Graues Heim, bunte Träume: Besuch in der Zentralen Aufnahmeeinrichtung für Asylbewerber


Fußgänger kommen erst nach einer Kontrolle aufs Gelände, ankommenden Fahrzeugen öffnen die Pförtner nur bei Berechtigung das Tor. Die Gebäude sind in die Jahre gekommen, die bescheidene Sportanlage öffnet erst am Nachmittag. Die Zentrale Aufnahmeeinrichtung für Asylbewerber am Rande von Zirndorf ist eine eigene Welt für sich – und das erste Zuhause für Flüchtlinge aus aller Herren Länder.

Ein Ort, viele Nationen

Das große Verwaltungsgebäude direkt am Eingang hat den Charme eines Parkhauses. Keine Bilder, keine Verzierungen schmücken die Wände des langen Ganges im Erdgeschoss. Zweckmäßig sind Ausstattung und Mobiliar – und auch die Büroeinrichtung im Zimmer von Leiter Werner Staritz hat ihre besten Tage hinter sich.

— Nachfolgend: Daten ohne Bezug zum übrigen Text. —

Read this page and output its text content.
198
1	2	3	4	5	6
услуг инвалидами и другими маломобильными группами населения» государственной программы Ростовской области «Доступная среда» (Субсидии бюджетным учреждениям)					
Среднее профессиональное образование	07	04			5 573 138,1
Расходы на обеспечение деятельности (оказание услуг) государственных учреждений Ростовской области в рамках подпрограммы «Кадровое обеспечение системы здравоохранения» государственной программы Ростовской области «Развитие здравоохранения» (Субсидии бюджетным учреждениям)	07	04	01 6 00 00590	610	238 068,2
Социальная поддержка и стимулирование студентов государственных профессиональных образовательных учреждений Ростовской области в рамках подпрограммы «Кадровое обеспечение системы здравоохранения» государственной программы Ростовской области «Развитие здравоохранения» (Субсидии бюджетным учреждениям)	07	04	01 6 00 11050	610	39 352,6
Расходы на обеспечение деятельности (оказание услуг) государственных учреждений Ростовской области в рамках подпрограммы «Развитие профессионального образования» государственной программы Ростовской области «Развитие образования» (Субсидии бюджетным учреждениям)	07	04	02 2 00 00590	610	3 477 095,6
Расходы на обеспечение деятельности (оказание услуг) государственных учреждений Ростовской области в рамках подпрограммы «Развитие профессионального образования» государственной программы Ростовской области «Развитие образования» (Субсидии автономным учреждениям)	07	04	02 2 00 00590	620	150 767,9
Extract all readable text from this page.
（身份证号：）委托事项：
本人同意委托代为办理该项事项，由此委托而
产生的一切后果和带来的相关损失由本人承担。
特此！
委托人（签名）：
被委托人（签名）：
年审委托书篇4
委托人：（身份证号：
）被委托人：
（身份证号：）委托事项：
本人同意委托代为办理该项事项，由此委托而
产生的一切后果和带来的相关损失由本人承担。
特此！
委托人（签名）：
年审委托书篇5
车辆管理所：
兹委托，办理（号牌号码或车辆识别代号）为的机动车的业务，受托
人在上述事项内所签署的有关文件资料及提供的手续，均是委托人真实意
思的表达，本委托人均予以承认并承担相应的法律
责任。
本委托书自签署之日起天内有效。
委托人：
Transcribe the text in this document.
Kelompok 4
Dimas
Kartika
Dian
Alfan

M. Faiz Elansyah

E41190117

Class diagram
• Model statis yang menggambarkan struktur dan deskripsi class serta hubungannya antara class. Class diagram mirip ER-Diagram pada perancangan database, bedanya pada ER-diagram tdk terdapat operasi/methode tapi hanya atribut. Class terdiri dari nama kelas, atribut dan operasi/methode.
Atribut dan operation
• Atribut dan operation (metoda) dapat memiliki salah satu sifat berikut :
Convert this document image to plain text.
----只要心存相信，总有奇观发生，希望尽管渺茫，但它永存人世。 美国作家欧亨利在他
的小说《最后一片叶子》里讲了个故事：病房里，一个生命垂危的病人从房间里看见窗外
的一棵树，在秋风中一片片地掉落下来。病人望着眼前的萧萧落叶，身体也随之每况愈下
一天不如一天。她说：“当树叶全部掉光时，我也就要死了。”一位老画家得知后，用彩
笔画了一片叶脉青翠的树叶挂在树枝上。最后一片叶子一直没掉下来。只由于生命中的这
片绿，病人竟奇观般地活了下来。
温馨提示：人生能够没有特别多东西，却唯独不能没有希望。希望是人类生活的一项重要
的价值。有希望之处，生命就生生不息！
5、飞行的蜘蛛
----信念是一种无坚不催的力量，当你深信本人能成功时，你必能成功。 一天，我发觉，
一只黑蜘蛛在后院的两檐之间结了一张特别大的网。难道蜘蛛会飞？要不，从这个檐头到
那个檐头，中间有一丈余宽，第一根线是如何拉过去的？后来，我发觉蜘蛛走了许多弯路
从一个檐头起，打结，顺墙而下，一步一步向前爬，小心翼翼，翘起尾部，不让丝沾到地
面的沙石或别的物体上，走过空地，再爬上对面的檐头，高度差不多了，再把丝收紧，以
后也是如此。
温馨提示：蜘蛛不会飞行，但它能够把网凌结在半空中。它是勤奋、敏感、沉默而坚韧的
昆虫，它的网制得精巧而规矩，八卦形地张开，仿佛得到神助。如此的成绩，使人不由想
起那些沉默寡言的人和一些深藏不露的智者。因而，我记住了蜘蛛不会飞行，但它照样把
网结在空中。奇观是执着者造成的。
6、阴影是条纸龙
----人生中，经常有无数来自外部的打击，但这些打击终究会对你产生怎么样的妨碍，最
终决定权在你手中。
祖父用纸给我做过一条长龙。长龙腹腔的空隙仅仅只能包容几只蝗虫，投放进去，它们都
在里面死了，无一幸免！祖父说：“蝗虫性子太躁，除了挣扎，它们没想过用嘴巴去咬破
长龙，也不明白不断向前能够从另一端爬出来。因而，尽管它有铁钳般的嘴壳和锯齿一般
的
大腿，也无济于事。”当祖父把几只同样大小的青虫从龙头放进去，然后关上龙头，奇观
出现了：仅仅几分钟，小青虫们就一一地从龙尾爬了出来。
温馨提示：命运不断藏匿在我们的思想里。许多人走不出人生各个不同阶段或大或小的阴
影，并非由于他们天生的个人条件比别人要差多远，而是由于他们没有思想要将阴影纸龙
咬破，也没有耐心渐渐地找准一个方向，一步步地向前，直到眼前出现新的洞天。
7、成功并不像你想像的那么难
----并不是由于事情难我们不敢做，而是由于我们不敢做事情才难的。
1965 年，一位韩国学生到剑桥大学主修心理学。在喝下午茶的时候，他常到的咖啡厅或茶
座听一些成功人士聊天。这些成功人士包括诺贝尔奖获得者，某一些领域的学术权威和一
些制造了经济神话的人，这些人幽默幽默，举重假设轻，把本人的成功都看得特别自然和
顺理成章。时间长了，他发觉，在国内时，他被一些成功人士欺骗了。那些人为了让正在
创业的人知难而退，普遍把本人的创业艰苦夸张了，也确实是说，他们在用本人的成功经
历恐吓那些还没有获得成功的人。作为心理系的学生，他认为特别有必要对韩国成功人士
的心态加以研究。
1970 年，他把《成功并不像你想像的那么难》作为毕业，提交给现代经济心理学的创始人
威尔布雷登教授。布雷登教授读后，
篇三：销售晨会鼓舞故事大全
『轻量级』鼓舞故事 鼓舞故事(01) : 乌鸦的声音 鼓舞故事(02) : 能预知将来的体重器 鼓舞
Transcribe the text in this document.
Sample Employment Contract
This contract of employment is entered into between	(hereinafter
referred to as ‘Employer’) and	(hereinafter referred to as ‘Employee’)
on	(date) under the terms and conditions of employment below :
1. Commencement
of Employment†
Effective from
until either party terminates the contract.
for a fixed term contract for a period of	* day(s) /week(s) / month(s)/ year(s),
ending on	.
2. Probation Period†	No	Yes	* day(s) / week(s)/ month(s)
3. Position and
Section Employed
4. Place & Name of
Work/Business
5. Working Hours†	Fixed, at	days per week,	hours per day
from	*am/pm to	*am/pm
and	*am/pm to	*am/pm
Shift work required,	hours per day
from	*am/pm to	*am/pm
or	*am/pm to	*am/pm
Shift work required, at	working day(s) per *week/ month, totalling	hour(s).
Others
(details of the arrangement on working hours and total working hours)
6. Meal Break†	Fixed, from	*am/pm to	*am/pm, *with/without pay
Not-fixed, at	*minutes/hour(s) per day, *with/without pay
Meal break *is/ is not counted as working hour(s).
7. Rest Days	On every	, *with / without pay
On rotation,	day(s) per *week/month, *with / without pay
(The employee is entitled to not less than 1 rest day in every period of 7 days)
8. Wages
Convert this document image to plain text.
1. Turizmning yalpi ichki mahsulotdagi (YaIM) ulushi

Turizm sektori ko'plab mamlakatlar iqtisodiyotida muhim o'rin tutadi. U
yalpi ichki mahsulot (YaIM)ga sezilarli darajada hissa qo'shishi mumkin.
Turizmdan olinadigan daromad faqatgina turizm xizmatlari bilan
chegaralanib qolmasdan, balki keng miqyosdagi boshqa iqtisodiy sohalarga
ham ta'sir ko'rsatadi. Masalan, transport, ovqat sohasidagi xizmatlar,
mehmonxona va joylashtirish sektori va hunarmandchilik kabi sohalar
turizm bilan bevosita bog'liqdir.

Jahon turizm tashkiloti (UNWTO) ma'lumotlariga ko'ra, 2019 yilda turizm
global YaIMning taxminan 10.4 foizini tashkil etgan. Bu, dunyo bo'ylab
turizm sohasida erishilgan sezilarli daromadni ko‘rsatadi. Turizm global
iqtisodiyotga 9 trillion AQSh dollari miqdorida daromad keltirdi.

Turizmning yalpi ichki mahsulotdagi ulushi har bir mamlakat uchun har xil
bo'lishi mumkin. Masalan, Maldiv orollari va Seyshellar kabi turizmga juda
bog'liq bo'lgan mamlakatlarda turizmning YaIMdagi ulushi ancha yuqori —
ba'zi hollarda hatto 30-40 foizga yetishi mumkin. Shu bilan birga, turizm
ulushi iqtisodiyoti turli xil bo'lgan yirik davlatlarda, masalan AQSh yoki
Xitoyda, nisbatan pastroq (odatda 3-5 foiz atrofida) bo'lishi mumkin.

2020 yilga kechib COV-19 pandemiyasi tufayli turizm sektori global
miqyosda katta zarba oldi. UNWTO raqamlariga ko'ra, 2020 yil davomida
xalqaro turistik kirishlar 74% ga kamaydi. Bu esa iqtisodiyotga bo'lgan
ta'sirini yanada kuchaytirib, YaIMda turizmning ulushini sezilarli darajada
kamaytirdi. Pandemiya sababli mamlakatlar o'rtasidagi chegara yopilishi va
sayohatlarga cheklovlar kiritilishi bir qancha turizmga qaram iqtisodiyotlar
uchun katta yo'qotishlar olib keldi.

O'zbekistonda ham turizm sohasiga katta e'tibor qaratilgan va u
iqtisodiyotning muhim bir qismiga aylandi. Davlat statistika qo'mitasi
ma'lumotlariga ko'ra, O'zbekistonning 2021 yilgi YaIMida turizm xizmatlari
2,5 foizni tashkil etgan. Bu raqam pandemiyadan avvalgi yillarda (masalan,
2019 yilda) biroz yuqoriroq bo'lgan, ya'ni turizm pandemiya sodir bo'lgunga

Beengt seien die Verhältnisse in der Zirndorfer Einrichtung, berichtet der Leiter: „Wir haben eine Kapazität von 500 Personen, derzeit sind jedoch an die 560 Menschen hier untergebracht.“ Bis zu acht Personen müssen sich ein Zimmer teilen. Die Familienzimmer in den zwei eigenen Häusern auf dem Gelände sind so ausgelastet, dass Väter mitunter dort keinen Platz haben und bei den alleinstehenden Männern schlafen müssen. Die Flüchtlinge kommen unter anderem aus Afghanistan, aus dem Irak, den ehemaligen GUS–Staaten oder aus Afrika – unterschiedliche Kulturkreise und Lebensvorstellungen prallen in Zirndorf aufeinander.

Viel Zündstoff also, doch sagt Staritz: „Gottseidank gibt es kaum Ärger. Die Leute merken, dass sie zusammenrücken müssen.“ In den vergangenen Jahren hat die Zahl der Asylbewerber stetig zugenommen (siehe Stichwort). Der Zustrom halte die Behörden auf Trab: „Vier bis sechs Wochen nach der Antragstellung werden die Leute auf andere Unterkünfte verteilt. Wir müssen schauen, dass wir Platz schaffen.“

Um die beengte Situation in Zirndorf und München zu verbessern, soll eine dritte Erstaufnahmeeinrichtung eingerichtet werden. „Das Sozialministerium prüft mehrere Standorte“, so Pressesprecherin Sabine Knödl. Eine Entscheidung solle noch in der ersten Jahreshälfte getroffen werden.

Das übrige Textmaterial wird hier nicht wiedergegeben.